Le dernier morceau de cette formidable trilogie met en scène tour à tour le piano de Lawrence Fields, Corey Fonville à la batterie, la trompette d’Adjuah, la flûte d’Elena Pinderhughes et le saxophone alto de Braxton Cook. Le dernier mot est laissé au maestro, qui dans ce dernier solo, souffle, gémit, pleure, crie dans l’embouchure de sa trompette…
« ‘Je ne suis pas intéressé à faire du mal à quelqu’un. En tant qu’artiste, j’ai la responsabilité de créer un espace où les gens se sentent les bienvenus. Quand je marche à l’extérieur de cette chambre d’hôtel, ce n’est pas la réalité. Il y a une différence quand la musique est faite avec amour. Quand les gens viennent dans mon espace, ils le ressentent. Nous essayons de trouver un moyen de mieux nous traiter les uns les autres. Nous sommes tous responsables de la guérison les uns des autres. »

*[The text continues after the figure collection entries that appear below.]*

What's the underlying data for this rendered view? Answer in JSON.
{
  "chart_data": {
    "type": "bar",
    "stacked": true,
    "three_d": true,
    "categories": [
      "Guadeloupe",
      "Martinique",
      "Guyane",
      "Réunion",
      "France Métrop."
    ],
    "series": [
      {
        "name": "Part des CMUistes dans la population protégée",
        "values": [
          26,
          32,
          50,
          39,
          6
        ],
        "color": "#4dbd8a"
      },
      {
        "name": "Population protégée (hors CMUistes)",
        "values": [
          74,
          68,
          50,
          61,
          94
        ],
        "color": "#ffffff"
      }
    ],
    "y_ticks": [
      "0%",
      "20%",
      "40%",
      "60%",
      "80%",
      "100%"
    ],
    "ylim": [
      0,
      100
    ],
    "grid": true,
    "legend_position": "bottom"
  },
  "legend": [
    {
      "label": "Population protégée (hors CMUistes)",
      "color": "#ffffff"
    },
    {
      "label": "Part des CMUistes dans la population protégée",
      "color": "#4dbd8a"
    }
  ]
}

Il est alors temps de cesser de procrastiner. Emancipons-nous !
Christian Scott aTunde Adjuah – Trumpet, Siren, Sirenette, Reverse Flugelhorn, SPD-SX, Sampling, Sonic Architecture.
Elena Pinderhughes – Flute ;
Lawrence Fields – Piano, Fender Rhodes
Luques Curtis – Bass
Kris Funn – Bass
Joshua Crumbly – Bass
Cliff Hines – Guitar
Corey Fonville – Drums, SPD-SX
Joe Dyson Jr. – Pan African Drums, SPD-SX ;
Weedie Braimah – Djembe, Bata, Congas
Chief Shaka Shaka – Dununba, Sangban, Kenikeni
Label , Stretch Music (via Ropeadope).